化学反応を促進する物質「触媒」は、反応前後で自身は変化しないといわれるが、それは正しくない。本当は、化学反応中にとてつもないスピードでかたちを変えているのだ。その様子を「目に見えるかたちで捉えたい」。名古屋大学物質科学国際研究センター教授の唯美津木さんが学生の頃から掲げてきた目標は、いま叶いつつある。
During catalytic cycle, catalyst changes its structure at tremendous speed to transform reactants. Dr. Tada has interested in visualizing of the structure of catalyst in catalytic reaction. She contributed two different studies, which were preparation of new catalysts and characterization of dynamic structural changes in solid catalyst. The experiences of both studies expanded the research areas in her recent works. After the experience of an assistant professor, she became a principal investigator of a small lab and collaborated with postdocs with different research skills. Currently, she is a professor at Nagoya University and continues her research works with many students. She tries to start new projects every 5 years to expand her research areas. We cannot imagine her future activity after 5 to 10 years.

PIECE OF FUTURE

今の唯 美津木さんをつくっているもの・こと

  • 合成と解析という、分野の異なる2つのスキルを身につけたこと
  • 早いうちに独立し、自分で研究を進めていくおもしろさや大変さを知ったこと
  • 自由な発想と研究の芽となるアイデアが生まれやすい環境を求めて大学に籍を移したこと

学生生活の代わりに得た、
研究の幅を広げるスキル

高校のときから、化学と数学が好きだった。東京大学に進学した後、3年生になって化学科を選んだのは、「2年間通い続けた駒場キャンパスから外に出て、違うキャンパスに行けるから」。化学は好きだったけれど、立地の方が大きな理由だった。

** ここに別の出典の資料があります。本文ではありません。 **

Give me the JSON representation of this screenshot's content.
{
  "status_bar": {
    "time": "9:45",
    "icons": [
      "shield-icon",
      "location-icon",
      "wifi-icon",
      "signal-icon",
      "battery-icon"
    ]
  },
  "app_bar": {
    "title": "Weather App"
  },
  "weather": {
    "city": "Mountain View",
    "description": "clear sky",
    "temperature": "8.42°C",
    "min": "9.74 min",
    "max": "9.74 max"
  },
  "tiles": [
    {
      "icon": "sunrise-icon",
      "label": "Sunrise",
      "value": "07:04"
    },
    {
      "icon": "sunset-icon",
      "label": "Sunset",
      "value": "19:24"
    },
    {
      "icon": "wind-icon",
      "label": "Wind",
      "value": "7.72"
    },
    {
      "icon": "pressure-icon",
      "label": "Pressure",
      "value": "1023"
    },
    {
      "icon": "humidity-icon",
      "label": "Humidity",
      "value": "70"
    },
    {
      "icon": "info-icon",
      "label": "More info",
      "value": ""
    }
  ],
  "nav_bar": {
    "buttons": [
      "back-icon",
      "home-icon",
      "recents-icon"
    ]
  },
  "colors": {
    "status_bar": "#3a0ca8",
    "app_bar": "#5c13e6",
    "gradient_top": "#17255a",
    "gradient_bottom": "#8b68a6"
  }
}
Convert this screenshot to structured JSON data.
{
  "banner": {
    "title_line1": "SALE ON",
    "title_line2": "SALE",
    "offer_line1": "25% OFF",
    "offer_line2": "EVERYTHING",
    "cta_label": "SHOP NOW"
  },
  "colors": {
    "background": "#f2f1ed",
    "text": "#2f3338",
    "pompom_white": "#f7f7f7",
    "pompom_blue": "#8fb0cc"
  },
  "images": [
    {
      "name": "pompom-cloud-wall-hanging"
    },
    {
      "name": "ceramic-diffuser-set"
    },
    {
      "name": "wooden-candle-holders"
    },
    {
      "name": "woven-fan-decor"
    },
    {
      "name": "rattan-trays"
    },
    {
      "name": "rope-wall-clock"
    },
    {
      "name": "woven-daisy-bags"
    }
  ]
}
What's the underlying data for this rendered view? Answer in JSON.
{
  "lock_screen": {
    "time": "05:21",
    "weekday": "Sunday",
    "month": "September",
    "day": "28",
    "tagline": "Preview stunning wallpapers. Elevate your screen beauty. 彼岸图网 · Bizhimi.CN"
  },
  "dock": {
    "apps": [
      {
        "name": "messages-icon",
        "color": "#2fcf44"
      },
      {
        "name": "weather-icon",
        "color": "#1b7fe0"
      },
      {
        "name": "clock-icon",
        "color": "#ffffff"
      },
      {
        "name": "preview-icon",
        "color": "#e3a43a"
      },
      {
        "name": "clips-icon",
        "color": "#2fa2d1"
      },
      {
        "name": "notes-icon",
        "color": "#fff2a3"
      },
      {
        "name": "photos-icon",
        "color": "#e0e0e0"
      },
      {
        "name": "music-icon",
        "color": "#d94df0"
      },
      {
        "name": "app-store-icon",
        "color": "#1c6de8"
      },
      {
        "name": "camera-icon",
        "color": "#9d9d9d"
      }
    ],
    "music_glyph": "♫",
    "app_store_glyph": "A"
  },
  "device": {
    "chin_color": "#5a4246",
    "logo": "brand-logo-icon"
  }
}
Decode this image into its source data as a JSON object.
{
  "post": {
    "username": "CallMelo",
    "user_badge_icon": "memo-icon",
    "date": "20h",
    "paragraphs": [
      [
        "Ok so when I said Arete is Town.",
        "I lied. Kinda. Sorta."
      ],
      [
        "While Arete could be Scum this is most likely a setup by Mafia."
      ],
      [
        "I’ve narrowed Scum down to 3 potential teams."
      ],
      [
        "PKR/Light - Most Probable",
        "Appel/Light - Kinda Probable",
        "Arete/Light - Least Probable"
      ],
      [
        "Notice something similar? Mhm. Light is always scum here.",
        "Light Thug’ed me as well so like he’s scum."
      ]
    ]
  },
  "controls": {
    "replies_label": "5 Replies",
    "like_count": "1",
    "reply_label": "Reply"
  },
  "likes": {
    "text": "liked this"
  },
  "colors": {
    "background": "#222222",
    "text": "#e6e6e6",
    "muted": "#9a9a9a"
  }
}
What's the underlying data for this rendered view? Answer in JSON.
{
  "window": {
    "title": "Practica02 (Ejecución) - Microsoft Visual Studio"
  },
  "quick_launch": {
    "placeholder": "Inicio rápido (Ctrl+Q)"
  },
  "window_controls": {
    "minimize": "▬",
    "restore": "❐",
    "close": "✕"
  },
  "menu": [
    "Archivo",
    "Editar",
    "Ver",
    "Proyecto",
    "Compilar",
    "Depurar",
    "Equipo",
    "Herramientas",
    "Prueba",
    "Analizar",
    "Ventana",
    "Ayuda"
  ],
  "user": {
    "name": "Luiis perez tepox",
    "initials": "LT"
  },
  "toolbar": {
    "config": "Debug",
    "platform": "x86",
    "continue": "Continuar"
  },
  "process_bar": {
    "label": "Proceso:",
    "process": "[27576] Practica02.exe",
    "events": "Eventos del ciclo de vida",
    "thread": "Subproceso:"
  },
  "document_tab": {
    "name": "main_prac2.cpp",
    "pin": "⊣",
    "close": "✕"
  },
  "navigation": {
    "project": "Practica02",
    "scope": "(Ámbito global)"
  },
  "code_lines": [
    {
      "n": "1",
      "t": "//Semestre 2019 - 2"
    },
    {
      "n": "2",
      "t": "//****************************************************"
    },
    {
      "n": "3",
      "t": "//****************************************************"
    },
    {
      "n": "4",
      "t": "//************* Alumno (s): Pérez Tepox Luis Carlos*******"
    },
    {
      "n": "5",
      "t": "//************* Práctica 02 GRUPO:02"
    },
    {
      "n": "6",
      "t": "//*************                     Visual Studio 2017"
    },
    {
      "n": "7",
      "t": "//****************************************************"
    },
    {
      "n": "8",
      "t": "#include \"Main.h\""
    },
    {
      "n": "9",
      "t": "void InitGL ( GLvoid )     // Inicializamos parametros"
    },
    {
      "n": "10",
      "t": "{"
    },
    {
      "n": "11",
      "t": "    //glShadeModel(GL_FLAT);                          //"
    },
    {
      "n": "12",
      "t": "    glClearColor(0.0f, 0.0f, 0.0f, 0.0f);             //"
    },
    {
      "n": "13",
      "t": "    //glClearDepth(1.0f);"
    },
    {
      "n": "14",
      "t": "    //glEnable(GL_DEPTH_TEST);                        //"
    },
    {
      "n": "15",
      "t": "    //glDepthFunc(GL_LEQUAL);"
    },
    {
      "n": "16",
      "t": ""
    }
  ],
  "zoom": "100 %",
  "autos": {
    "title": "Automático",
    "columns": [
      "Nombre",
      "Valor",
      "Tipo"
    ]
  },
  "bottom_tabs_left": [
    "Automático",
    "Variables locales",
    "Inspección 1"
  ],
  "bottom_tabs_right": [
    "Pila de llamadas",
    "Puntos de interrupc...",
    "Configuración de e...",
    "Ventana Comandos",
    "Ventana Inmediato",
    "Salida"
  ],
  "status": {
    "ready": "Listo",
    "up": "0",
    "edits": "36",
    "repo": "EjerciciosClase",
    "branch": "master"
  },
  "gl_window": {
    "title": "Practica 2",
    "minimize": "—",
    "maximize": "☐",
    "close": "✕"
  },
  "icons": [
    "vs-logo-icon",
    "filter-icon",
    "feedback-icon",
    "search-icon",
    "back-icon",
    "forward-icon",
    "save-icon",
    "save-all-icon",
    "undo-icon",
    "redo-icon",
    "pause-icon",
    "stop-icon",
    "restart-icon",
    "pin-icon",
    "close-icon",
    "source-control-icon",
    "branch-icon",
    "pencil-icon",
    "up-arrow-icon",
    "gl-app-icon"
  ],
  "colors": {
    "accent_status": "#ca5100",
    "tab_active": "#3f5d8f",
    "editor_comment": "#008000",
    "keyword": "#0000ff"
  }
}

4年生の卒業研究で、触媒の研究室を選んだ。触媒に対して漠然とした興味をもち始めたのは高校生のとき。それから時を経て、大学の1~2年生のときに授業で触れる機会があり、触媒への興味が再び顔をのぞかせるようになった。

化学反応が起こるとき、触媒があるだけで反応が起こりやすくなったり、まったく異なる化合物ができたりする。それがどんなしくみで起こっているのかがすごく不思議だったという唯さん。「できれば、そういうものを自分でつくってみたい」と思い、新しい触媒の合成をテーマに卒業研究を行った。

触媒は、自身は変化せずに化学反応を促進するといわれているが、実際には、反応中さまざまに形を変えている。反応の最後には、最初と同じ形に戻ってしまうから、一見変わらないように見えるだけだ。研究室では、反応中の触媒の変化を明らかにするための方法を勉強した。研究が楽しくて、就職を意識せずに博士課程まで進学した。

最初の転機は、博士課程2年の夏にやってきた。同じ研究室のスタッフが転出するタイミングで、助手にならないかと先生から誘いを受けたのだ。悩んだ末に博士課程を中退し、同じ研究室で学生からスタッフへと立場を変えて研究を続けることにした。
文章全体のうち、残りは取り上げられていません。